35

Say I have a text file like this:

# custom content section
a
b

### BEGIN GENERATED CONTENT
c
d
### END GENERATED CONTENT

I'd like to replace the portion between the GENERATED CONTENT tags with the contents of another file.

What's the simplest way to do this?

4 Answers 4

45
lead='^### BEGIN GENERATED CONTENT$'
tail='^### END GENERATED CONTENT$'
sed -e "/$lead/,/$tail/{ /$lead/{p; r insert_file
        }; /$tail/p; d }"  existing_file
7
  • 1
    Excellent. sed can do so much more than just s/.../...!
    – DevSolar
    Jun 22, 2012 at 8:28
  • 3
    The r insert_file command must be the last thing on its line. Note that neither whitespace nor comments are allowed after it. The code was tested using GNU sed with the --posix option enabled, and it worked as expected, so it should work with any posix compliant sed.
    – Peter.O
    Jul 12, 2014 at 1:58
  • 1
    Holy moly, that's cool! This is going in my sed dictionary! Superbly useful and beautifully simple. Thank you! Jan 14, 2015 at 17:39
  • 2
    Note an in-place editing requires you capture the output of sed (e.g. output=$(sed -e "..." existing_file)) and then perform the replacement in a second pass (e.g. echo "$output" > existing_file) since trying to redirect into a file you're reading from will cause it to truncate before contents are read. Aug 2, 2016 at 12:44
  • 3
    can someone explain the command. Feb 19, 2019 at 10:52
7
newContent=`cat new_file`
perl -0777 -i -pe "s/(### BEGIN GENERATED CONTENT\\n).*(\\n### END GENERATED CONTENT)/\$1$newContent\$2/s" existing_file
0
5

Using a heredoc and the ed line editor:

ed -s FILE1 <<EOF
/### BEGIN GENERATED/+,/### END GENERATED/-d
/### BEGIN GENERATED/ r FILE2
w
q
EOF

The first line inside the heredoc is to delete (d) the line after (+) the ### BEGIN GENERATED and the line before (-) the ### END GENERATED...

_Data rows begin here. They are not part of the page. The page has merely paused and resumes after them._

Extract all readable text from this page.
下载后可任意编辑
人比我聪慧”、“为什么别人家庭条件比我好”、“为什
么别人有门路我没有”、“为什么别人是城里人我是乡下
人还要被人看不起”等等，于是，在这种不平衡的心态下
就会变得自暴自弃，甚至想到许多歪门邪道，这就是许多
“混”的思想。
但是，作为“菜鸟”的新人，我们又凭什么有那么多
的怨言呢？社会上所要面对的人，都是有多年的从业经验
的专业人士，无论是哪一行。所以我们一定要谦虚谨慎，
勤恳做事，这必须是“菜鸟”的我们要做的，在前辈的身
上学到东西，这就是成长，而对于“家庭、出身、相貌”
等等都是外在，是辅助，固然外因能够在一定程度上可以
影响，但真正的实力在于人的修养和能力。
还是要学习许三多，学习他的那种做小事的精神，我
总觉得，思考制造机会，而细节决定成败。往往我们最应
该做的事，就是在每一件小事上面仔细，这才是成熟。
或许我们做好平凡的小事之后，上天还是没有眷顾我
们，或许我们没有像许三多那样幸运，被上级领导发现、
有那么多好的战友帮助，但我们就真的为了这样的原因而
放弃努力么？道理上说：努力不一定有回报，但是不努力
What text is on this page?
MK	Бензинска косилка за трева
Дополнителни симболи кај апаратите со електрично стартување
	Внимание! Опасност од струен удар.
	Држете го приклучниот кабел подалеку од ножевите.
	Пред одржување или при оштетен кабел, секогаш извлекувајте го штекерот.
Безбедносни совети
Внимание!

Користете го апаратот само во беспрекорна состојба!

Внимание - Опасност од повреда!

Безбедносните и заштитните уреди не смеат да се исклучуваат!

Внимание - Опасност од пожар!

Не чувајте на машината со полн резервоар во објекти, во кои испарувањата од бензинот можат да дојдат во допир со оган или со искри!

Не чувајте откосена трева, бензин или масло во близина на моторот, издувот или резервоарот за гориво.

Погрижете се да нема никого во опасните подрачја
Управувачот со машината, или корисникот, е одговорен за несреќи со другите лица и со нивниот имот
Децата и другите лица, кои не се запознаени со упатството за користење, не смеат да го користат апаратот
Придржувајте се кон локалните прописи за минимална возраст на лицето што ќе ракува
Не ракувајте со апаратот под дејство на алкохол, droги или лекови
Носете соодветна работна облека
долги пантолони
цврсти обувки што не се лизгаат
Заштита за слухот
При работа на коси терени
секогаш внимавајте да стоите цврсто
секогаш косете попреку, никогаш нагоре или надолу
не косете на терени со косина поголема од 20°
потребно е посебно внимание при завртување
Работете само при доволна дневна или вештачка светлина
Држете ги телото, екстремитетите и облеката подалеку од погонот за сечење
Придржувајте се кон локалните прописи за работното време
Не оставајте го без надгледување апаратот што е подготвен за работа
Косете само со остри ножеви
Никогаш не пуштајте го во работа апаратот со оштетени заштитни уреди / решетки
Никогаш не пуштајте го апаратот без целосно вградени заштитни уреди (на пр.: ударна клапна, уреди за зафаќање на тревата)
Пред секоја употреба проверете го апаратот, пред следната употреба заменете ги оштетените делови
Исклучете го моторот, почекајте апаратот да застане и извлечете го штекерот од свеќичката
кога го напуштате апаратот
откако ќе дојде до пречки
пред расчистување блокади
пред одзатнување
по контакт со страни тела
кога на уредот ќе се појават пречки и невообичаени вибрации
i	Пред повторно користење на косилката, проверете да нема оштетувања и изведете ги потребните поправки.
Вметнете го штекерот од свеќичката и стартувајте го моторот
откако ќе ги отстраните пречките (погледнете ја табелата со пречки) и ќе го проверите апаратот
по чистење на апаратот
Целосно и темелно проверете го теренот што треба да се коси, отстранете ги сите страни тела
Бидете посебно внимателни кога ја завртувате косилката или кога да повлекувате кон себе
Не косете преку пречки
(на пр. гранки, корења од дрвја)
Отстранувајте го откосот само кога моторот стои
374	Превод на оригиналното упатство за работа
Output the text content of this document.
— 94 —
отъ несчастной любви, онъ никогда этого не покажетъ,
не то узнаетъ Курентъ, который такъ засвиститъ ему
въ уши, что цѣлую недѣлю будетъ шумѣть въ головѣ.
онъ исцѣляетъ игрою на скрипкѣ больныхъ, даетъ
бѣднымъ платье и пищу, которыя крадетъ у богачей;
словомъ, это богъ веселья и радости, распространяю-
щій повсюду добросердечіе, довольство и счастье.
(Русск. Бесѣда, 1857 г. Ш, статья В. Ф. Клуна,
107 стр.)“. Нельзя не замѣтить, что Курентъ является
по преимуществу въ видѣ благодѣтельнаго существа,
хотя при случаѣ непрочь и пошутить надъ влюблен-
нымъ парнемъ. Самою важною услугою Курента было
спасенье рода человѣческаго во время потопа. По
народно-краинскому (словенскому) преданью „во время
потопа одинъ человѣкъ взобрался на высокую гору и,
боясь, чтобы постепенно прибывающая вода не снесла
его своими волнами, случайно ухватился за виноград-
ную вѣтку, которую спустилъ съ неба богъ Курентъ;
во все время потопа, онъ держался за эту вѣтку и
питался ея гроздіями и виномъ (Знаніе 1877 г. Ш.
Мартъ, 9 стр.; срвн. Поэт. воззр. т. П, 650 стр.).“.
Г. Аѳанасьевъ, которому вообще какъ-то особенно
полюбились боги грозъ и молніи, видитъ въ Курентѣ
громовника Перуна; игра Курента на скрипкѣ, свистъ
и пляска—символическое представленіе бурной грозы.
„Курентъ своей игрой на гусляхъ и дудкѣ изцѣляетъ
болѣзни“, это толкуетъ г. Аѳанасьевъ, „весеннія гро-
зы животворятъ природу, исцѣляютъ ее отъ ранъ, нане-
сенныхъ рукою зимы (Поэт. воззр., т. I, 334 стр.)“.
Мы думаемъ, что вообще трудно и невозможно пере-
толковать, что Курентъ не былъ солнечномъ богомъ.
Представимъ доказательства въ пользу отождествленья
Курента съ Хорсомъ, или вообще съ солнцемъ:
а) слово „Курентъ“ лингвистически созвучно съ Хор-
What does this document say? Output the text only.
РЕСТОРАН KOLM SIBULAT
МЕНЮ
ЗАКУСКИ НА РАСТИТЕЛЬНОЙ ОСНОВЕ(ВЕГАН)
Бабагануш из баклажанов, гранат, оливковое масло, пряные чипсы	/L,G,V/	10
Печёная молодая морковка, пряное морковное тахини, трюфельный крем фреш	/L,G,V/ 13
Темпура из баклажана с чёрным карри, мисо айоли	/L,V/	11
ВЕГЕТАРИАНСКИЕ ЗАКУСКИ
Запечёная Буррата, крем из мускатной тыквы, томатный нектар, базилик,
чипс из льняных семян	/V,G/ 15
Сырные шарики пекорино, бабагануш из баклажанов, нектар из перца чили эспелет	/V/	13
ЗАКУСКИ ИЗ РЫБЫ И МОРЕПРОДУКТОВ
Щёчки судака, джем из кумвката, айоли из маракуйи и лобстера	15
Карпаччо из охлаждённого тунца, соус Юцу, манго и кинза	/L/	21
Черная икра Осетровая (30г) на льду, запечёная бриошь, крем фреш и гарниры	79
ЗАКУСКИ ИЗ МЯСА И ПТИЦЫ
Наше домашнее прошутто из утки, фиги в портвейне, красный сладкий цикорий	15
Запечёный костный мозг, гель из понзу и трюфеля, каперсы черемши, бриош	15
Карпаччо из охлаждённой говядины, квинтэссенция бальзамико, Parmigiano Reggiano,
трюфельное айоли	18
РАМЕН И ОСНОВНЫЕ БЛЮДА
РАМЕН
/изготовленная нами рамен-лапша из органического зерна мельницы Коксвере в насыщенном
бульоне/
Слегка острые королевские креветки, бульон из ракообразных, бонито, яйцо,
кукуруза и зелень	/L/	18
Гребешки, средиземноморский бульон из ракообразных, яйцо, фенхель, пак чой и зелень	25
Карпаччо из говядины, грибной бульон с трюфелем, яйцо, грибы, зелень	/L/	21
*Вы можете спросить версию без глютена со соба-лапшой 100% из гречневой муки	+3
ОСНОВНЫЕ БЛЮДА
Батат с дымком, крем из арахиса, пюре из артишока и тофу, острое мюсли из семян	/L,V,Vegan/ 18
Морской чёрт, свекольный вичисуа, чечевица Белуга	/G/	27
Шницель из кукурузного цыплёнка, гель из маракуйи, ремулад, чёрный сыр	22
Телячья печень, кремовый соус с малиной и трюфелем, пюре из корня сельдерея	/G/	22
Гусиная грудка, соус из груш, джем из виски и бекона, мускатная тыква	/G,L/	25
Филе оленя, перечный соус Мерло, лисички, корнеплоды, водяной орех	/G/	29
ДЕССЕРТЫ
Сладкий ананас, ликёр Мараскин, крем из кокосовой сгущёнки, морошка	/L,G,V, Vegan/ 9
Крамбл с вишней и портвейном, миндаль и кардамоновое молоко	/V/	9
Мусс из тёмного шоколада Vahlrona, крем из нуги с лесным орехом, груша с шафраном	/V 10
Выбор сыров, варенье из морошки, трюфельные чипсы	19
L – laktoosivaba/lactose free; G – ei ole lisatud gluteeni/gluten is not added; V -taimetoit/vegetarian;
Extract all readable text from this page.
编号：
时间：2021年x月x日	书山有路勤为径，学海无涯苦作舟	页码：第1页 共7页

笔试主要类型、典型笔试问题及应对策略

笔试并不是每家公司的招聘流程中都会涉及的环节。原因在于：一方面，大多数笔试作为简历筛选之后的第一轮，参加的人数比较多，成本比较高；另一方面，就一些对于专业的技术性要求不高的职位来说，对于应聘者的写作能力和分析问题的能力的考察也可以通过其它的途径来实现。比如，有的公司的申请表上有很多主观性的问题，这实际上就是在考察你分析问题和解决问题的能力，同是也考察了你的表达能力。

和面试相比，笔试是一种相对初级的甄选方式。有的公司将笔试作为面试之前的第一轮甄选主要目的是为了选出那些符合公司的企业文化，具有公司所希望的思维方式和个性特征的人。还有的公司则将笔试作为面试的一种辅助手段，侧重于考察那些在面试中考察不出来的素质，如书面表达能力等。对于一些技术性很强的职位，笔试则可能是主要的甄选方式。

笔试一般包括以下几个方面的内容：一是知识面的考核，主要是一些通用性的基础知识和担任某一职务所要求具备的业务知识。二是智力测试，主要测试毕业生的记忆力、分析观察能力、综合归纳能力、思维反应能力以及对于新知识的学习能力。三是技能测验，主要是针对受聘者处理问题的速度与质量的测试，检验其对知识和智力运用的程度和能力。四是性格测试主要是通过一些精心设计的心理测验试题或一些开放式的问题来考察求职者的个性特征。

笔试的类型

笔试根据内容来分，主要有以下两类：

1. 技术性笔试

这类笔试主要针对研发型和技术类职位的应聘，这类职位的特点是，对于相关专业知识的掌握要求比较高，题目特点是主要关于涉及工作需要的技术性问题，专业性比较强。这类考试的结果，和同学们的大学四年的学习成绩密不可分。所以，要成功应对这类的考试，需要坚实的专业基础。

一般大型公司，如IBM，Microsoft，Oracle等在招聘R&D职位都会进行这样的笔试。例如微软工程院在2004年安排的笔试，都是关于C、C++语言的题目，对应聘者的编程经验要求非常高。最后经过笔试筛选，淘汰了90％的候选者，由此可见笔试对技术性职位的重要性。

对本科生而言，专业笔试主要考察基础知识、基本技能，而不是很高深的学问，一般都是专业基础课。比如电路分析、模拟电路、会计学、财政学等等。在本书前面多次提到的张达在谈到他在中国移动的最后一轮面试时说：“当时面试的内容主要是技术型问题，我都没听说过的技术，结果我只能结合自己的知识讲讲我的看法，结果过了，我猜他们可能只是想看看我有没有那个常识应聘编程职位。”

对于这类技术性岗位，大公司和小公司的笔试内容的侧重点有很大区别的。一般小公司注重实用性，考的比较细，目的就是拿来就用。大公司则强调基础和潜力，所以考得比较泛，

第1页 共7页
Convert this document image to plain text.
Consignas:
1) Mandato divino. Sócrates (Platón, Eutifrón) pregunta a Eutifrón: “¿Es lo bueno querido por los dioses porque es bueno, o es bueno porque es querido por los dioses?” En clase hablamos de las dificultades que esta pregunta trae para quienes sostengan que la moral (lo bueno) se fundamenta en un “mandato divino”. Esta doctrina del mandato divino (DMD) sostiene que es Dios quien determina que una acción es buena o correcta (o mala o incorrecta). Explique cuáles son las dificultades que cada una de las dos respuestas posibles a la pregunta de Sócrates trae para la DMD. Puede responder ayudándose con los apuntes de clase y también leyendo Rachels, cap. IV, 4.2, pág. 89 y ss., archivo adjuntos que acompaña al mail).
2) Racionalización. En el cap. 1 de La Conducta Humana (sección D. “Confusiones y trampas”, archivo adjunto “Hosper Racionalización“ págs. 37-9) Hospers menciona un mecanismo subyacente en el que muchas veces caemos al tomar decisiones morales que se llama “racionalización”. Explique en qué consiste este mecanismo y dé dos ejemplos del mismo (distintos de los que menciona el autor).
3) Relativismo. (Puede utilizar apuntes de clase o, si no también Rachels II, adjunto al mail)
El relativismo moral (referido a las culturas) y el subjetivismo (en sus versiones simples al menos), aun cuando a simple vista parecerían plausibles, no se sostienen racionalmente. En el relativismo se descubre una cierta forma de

The second line is to insert FILE2 after the line ### BEGIN GENERATED.

4
  • Using a heredoc and the ed line editor. The first line inside the heredoc is to deleted 'd' the line after '+' the '### BEGIN gENERATED...' and the line before '-' the '### END GENERATED...' the second line is to insert FILE2 after the line ### END GENERATED...'
    – Jetchisel
    Sep 3, 2014 at 23:27
  • sorry what i meant was insert FILE2 after the line '### BEGIN GENERATED..'
    – Jetchisel
    Sep 3, 2014 at 23:47
  • Take it easy on me folks, it is after all my first time :-). Also i might have used the word the same but the other solution does not use a heredocs but a printf and a pipe. Any way apologies if i have made a mistake :-)
    – Jetchisel
    Sep 8, 2014 at 0:41
  • 1
    Thanks, very readable! Btw - instead of r FILE2 you can say r !command to read from a different script.
    – Kos
    Sep 18, 2019 at 10:25
4

Warning: This is definitely not the simplest way to do it. (EDIT: bash works; POSIX grep is fine too)

If the main text is in file "main" and the generated content is in file "gen", you could do the following:

#!/bin/bash
BEGIN_GEN=$(cat main | grep -n '### BEGIN GENERATED CONTENT' | sed 's/\(.*\):.*/\1/g')
END_GEN=$(cat main | grep -n '### END GENERATED CONTENT' | sed 's/\(.*\):.*/\1/g')
cat <(head -n $(expr $BEGIN_GEN - 1) main) gen <(tail -n +$(expr $END_GEN + 1) main) >temp
mv temp main
2
  • Does this work? I think your last line will open main for writing, clearing it, before it is read by cat.
    – chepner
    Jun 22, 2012 at 14:05
  • @chepner Crap, you're right. The rest works, though. I'll fix it.